The Turk holds in grateful memory the names of those foreigners who have rendered Turkey unselfish service, even though it be generations ago. Of Englishmen, Hobart Pasha is still remembered; of Germans, Moltke. More remarkable still, a Vienna doctor, Professor Riedler, who organized the School of Medicine at Constantinople as far back as the reign of Sultan Mahmoud, more than eighty years ago, is to this day held in honour by the Turks, and this in an age of kaleidoscopic changes and short memories!

The genuine spirit of hospitality of the Turks, the noble traditions of which have come down to us through the Arabs, together with their chivalry, has long been recognized, in spite of the fanaticism of Christian detractors. The lavish hospitality to be found in Spain is perhaps traceable to a common Arabian origin; for it is significantly absent as a distinctive trait among all the other branches of the so-called Latin races. Its most remarkable feature is the custom, when a visitor expresses admiration for an object belonging to his host, of immediately offering it to him. This still obtains in Spain, and is to be met with, as I have myself experienced, in distant Kurdistan.

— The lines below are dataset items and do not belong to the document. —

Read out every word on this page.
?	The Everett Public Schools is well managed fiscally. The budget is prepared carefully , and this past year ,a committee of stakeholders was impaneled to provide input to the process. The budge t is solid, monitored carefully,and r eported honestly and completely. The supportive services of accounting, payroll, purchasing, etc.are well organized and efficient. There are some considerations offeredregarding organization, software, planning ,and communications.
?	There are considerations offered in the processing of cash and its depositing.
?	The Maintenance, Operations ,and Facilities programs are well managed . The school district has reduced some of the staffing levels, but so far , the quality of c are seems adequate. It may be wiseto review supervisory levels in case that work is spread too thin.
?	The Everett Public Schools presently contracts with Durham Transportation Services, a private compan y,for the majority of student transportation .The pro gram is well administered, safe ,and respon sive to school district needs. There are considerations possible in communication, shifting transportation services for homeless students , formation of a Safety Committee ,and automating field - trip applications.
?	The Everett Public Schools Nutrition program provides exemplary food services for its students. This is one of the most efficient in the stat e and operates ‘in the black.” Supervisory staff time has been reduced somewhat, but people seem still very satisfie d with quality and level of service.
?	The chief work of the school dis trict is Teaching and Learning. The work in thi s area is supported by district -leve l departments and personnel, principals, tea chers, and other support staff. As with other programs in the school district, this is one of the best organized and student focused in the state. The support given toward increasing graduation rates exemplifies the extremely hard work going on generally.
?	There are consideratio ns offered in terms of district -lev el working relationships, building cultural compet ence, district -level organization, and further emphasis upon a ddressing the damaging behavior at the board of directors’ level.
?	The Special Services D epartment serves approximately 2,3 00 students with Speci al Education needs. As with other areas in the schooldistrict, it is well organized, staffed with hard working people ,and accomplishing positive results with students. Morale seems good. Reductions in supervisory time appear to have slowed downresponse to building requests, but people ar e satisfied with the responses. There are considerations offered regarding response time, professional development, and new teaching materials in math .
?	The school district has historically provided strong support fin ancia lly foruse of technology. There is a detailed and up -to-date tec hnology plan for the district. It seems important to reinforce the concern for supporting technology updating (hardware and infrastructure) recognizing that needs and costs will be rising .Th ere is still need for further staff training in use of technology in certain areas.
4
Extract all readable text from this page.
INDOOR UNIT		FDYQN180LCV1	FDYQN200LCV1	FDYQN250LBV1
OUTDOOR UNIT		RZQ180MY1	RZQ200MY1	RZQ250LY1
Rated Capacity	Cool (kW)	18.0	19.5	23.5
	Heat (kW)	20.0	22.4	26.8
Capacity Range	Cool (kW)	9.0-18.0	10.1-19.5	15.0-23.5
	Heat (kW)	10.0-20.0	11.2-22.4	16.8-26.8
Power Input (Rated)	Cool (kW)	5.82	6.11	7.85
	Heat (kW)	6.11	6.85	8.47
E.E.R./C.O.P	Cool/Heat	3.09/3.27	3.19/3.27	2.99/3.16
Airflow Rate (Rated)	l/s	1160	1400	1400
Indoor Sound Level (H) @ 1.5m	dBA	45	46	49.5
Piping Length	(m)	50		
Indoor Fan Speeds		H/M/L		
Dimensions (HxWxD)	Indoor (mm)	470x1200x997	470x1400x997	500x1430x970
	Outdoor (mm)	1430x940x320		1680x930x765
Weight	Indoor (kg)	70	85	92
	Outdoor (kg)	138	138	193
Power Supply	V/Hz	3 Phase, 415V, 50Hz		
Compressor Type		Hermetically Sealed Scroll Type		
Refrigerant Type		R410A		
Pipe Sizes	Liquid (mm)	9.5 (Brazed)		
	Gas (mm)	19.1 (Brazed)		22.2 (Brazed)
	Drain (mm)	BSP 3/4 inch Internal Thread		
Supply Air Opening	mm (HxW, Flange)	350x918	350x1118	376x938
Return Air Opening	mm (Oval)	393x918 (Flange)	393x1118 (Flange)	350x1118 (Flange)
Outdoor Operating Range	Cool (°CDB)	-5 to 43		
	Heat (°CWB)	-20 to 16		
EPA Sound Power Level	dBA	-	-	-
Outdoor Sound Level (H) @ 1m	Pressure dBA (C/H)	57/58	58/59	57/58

But it is not among those who have gold and silver to dispose of that Turkish hospitality or other Turkish qualities can be tested. What really constitutes the most interesting feature of Turkish character is that these virtues are to be seen practised among the humblest classes. Thus, whereas Emerson’s renowned treatise on “English Traits” deals almost exclusively with types of character observed among the well-born, no study of Turkish character could be complete, or, in fact, of any value, which did not deal with the characteristics which are to be found throughout the broad strata of the Mussulman population. Writers of Emerson’s spirit deal with the apex of a pyramid; he who deals with the Turks must treat of its broad base—the great mass of the Turkish population, which alone adequately reflects the many excellent qualities of the Mohammedan world.

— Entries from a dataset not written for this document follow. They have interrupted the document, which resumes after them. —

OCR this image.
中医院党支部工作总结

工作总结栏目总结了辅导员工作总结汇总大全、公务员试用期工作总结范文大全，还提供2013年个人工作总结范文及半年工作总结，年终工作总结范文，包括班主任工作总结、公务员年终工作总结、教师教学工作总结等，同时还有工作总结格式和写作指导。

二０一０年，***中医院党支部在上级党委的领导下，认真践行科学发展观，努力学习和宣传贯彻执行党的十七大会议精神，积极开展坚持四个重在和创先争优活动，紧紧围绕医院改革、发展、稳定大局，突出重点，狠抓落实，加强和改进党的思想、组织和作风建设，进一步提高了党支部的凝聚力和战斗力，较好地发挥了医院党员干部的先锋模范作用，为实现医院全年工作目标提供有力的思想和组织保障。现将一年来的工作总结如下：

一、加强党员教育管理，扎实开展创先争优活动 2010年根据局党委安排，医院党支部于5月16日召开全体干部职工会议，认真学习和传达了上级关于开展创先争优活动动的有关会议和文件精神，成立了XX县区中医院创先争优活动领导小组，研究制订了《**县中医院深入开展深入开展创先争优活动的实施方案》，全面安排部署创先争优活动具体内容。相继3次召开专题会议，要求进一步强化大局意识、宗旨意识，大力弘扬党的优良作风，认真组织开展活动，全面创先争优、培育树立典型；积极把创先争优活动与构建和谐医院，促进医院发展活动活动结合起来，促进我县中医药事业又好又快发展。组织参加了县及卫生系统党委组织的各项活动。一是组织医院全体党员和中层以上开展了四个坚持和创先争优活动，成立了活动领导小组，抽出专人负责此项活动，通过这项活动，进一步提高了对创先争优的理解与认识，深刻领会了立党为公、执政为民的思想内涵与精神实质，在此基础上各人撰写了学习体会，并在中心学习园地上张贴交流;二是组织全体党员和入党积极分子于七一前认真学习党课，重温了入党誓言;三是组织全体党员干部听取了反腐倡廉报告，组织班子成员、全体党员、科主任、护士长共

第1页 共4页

There is ample evidence that the Turks in their prime, notably when they became the conquerors of Constantinople and overthrew the corrupt Byzantine Empire, felt contempt for the Christians they came across. Thus, when the arrival of the Ambassador of the Holy Roman Empire was signalled at the Sublime Porte, the answer came, “Let the giaour be admitted”; and when, after his audience, the illustrious person was dismissed by the Grand Vizier, it might even happen that he would be pelted with eggs by the crowd. But there was more of good-natured contempt than of animosity in this treatment. Of intolerance to the Christian faith there was none at this period. Not only the Christian but the Jewish population lived free and unmolested in Constantinople.